Hic et ubique? — В таком случае мы сделаем иначе. Приблизьтесь, господа, положите ваши руки на мою шпагу. Клянитесь на моей шпаге.

Шекспир. «Гамлет»

— Ваше имя — Джита? — спросил королевский прокурор, просматривая свои бумаги. — Джита, а далее как?

— Джита Караччиоли, синьор, — отвечала молодая девушка таким мягким, нежным голосом, что сразу расположила к себе всех присутствующих.

Однако имя Караччиоли заставило всех вздрогнуть и переглянуться.

— Караччиоли!.. — повторил прокурор с удивлением. — Это одно из известнейших имен Италии; уж не претендуете ли вы на родство с ним?

— Синьор, я не претендую ни на что известное; я бедная, простая девушка и живу со своим дядей в княжеских башнях на горе Арджентаро.

— Но почему вы носите знаменитое имя Караччиоли?

— Синьор, — горячо заговорила Джита, — это имя моего отца, покрытое вчера страшным позором, когда в виду тысячной толпы неаполитанцев отец моего отца был повешен на одном из ваших судов.
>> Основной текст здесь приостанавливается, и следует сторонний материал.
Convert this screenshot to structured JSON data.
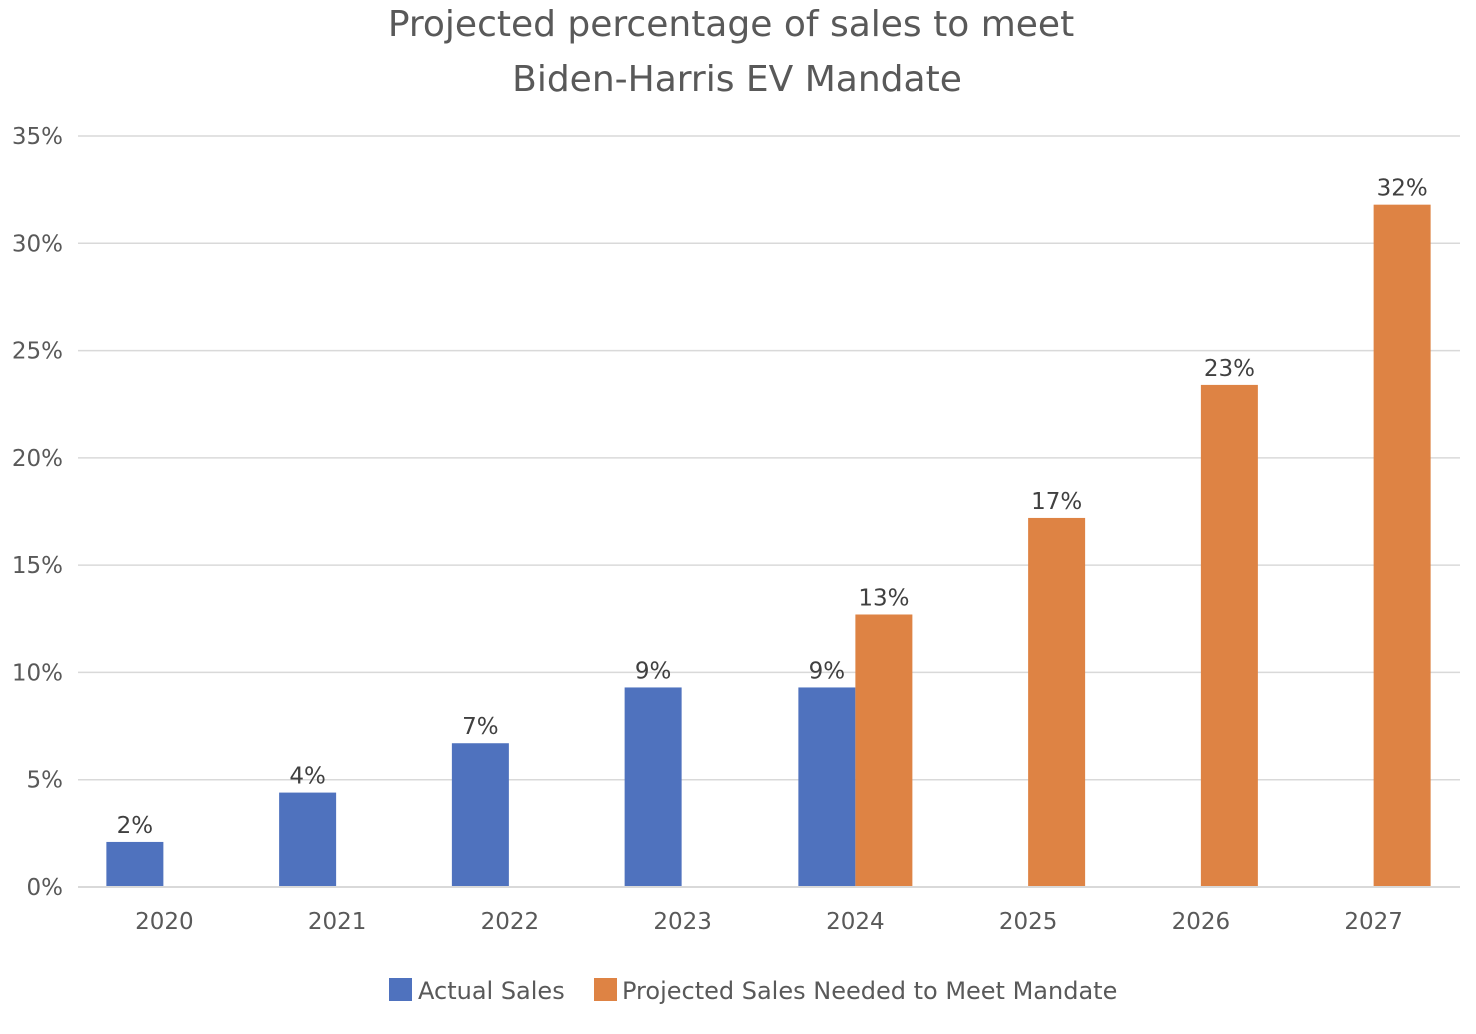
{
  "chart_data": {
    "type": "bar",
    "title": [
      "Projected percentage of sales to meet",
      "Biden-Harris EV Mandate"
    ],
    "categories": [
      "2020",
      "2021",
      "2022",
      "2023",
      "2024",
      "2025",
      "2026",
      "2027"
    ],
    "series": [
      {
        "name": "Actual Sales",
        "color": "#4f72be",
        "values": [
          2.1,
          4.4,
          6.7,
          9.3,
          9.3,
          null,
          null,
          null
        ],
        "labels": [
          "2%",
          "4%",
          "7%",
          "9%",
          "9%",
          null,
          null,
          null
        ]
      },
      {
        "name": "Projected Sales Needed to Meet Mandate",
        "color": "#de8344",
        "values": [
          null,
          null,
          null,
          null,
          12.7,
          17.2,
          23.4,
          31.8
        ],
        "labels": [
          null,
          null,
          null,
          null,
          "13%",
          "17%",
          "23%",
          "32%"
        ]
      }
    ],
    "ylim": [
      0,
      35
    ],
    "yticks": [
      0,
      5,
      10,
      15,
      20,
      25,
      30,
      35
    ],
    "ytick_labels": [
      "0%",
      "5%",
      "10%",
      "15%",
      "20%",
      "25%",
      "30%",
      "35%"
    ],
    "grid": true,
    "legend": "bottom"
  }
}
— И вы считаете себя внучкой этого несчастного адмирала?

— Я выросла с этой мыслью. Пусть небо дарует его душе тот мир, в котором здесь отказано было его телу! Да, преступник, как вы его называете, был моим дедом, хотя это мало кому было известно, пока он жил в почете, всеми уважаемый.

Водворилось глубокое молчание: неожиданность сообщения и неподдельная искренность девушки не могли не произвести сильного впечатления.

— Вспомните, что вы обязались показывать одну правду, — снова обратился к Джите королевский прокурор. — Скажите, знали ли вы Рауля Ивара, француза, командира «Блуждающего Огня»?

Сердце Джиты сильно забилось, и она невольно покраснела, вся в тревоге. Она не имела никакого понятия о судопроизводстве, а сейчас забыла даже о деле, ради которого была приглашена. Но затем ее душевная чистота восторжествовала, совесть ее была покойна, и она признала, что ей нечего краснеть за свое чувство к Ивару.

— Синьор, — отвечала она, опуская веки перед пытливо устремленными на нее глазами всех присутствующих, — я знаю Рауля Ивара, о котором вы спрашиваете. Вот он сидит между тех двух пушек. Он француз и командир люгера «Блуждающий Огонь».

— Недаром я рассчитывал на эту свидетельницу! — воскликнул Куф, не скрывая своего удовольствия.

— И вы говорите, что сами все это знаете, не понаслышке? — переспросил королевский прокурор.

— Господа! — обратился Рауль к судьям, вставая. — Позвольте мне говорить! Жестоко продолжать этот допрос, жестоко относительно этой дорогой девочки, которой предстоит тяжелое и неожиданное для нее открытие, я в этом уверен; позвольте ей удалиться, и я обещаю вам не скрыть от вас ничего, на что вы имеете теперь право после ее свидетельского показания.

После некоторого совещания между собой судьи отпустили Джиту; но она уже успела прочесть на лице Рауля что-то такое, что подняло в ней мучительную тревогу, и не могла уйти, не выяснив себе выражения его лица, которое так поразило ее своей резкой переменой.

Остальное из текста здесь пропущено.